An inquiry has been launched by Holyrood’s social security committee as estimates suggest a huge number of benefits remain unclaimed by those eligible for them.

Bob Doris MSP

The inquiry aims to explore the extent of the issue and what can be done to tackle it.

Statistics from HMRC and DWP estimated that in 2016/17 only 31% of families without children eligible for Working Tax Credit claimed, while only 60% of those eligible for Pension Credit claimed.

However, the full extent of benefit non-take-up in the UK is unknown because of difficulties in estimating eligibility.

The committee is now looking for information on issues related to benefit uptake including why estimates of take-up are available for some benefits but not for others, and the impact of awareness raising campaigns in improving benefit uptake.

The committee is also investigating how technology could help automate some benefits to improve take-up and how take-up rates for the new Scottish social security benefits will be impacted by their link to the take-up rates for UK benefits.

Bob Doris MSP, convener of the social security committee, said: “There can be any number of reasons for low benefit uptake rates, but it is absolutely essential that we learn the scale of this challenge and take every possible action to improve uptake.

“There is no doubt the stigma of claiming benefits hinders uptake while too often people are simply not aware of the benefits they are entitled to. Administration processes are also often too complex, and our inquiry is determined to identify any barriers to benefit uptake and how we can remove these.

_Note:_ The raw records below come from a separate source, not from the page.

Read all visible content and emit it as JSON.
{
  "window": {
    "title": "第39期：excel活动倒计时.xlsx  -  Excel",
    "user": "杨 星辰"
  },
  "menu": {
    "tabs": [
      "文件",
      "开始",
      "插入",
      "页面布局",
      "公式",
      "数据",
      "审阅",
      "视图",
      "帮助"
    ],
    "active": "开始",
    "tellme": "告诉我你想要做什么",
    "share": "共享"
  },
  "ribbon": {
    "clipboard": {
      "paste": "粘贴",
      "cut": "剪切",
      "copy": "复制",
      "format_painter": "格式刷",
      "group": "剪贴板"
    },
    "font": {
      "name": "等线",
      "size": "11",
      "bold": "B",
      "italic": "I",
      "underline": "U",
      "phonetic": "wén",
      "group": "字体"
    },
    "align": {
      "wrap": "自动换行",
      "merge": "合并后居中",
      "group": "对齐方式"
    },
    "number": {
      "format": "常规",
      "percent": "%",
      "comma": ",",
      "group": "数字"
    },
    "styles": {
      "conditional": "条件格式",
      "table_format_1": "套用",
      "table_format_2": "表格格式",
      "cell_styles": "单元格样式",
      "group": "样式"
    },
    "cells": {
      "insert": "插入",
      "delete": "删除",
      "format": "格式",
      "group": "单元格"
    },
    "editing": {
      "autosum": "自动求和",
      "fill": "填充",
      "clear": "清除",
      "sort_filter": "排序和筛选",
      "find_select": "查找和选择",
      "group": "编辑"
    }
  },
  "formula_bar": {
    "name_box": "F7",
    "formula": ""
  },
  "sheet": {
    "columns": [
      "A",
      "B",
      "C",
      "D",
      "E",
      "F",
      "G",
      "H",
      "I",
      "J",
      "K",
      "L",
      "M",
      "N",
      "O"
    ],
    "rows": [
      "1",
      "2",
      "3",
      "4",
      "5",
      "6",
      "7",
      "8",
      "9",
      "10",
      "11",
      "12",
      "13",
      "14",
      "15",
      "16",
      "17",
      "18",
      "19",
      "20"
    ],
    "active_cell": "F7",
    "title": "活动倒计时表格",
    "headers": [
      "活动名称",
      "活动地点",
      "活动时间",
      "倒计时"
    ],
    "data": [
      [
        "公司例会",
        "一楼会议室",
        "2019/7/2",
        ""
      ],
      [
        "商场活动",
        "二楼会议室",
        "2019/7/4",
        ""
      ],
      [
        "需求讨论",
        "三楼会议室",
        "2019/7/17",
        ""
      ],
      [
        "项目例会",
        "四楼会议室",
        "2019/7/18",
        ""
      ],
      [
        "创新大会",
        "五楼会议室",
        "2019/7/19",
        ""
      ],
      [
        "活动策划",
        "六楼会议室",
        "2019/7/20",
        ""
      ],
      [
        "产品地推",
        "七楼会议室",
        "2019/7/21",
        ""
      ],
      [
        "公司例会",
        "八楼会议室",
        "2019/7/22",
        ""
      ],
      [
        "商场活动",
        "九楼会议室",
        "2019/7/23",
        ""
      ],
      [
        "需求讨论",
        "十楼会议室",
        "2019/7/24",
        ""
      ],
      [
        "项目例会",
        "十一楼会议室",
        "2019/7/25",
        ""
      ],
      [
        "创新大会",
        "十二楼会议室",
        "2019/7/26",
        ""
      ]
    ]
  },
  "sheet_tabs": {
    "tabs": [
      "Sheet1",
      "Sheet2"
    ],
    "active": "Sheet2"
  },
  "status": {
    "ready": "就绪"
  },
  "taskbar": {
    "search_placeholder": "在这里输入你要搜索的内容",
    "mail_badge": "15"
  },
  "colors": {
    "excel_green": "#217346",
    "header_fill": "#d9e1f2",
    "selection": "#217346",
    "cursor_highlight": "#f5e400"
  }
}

“The committee will consider the Scottish Government strategy on benefit uptake which will be published in October, but what is clear is that everything possible must be done to ensure those in need receive the full benefits they are entitled to.”

Other issues the committee is keen to explore include whether different approaches are required for different benefits, and the impact of various eligibility criteria upon take-up rates.

The call for views is open until October 21.

The announcement was welcomed by Citizens Advice Scotland (CAS) which gave evidence to the committee last week.

CAS social justice spokesperson, Nina Ballantyne, said: “The Scottish CAB network helps hundreds of thousands of people every year, and many of those are people who are struggling to make ends meet. We often find that people are entitled to payments they have not been claiming and helping them get what they’re owed can be life-changing.

“The reasons behind people not receiving what they’re entitled to vary, but in our experience they include stigma, the difficulty of the application system, including digital barriers, and low awareness of particular benefits or eligibility.

“This does require more extensive analysis however, so we are pleased that MSPs are going to look into the issue, and we will be keen to work with them in this and to submit further evidence.”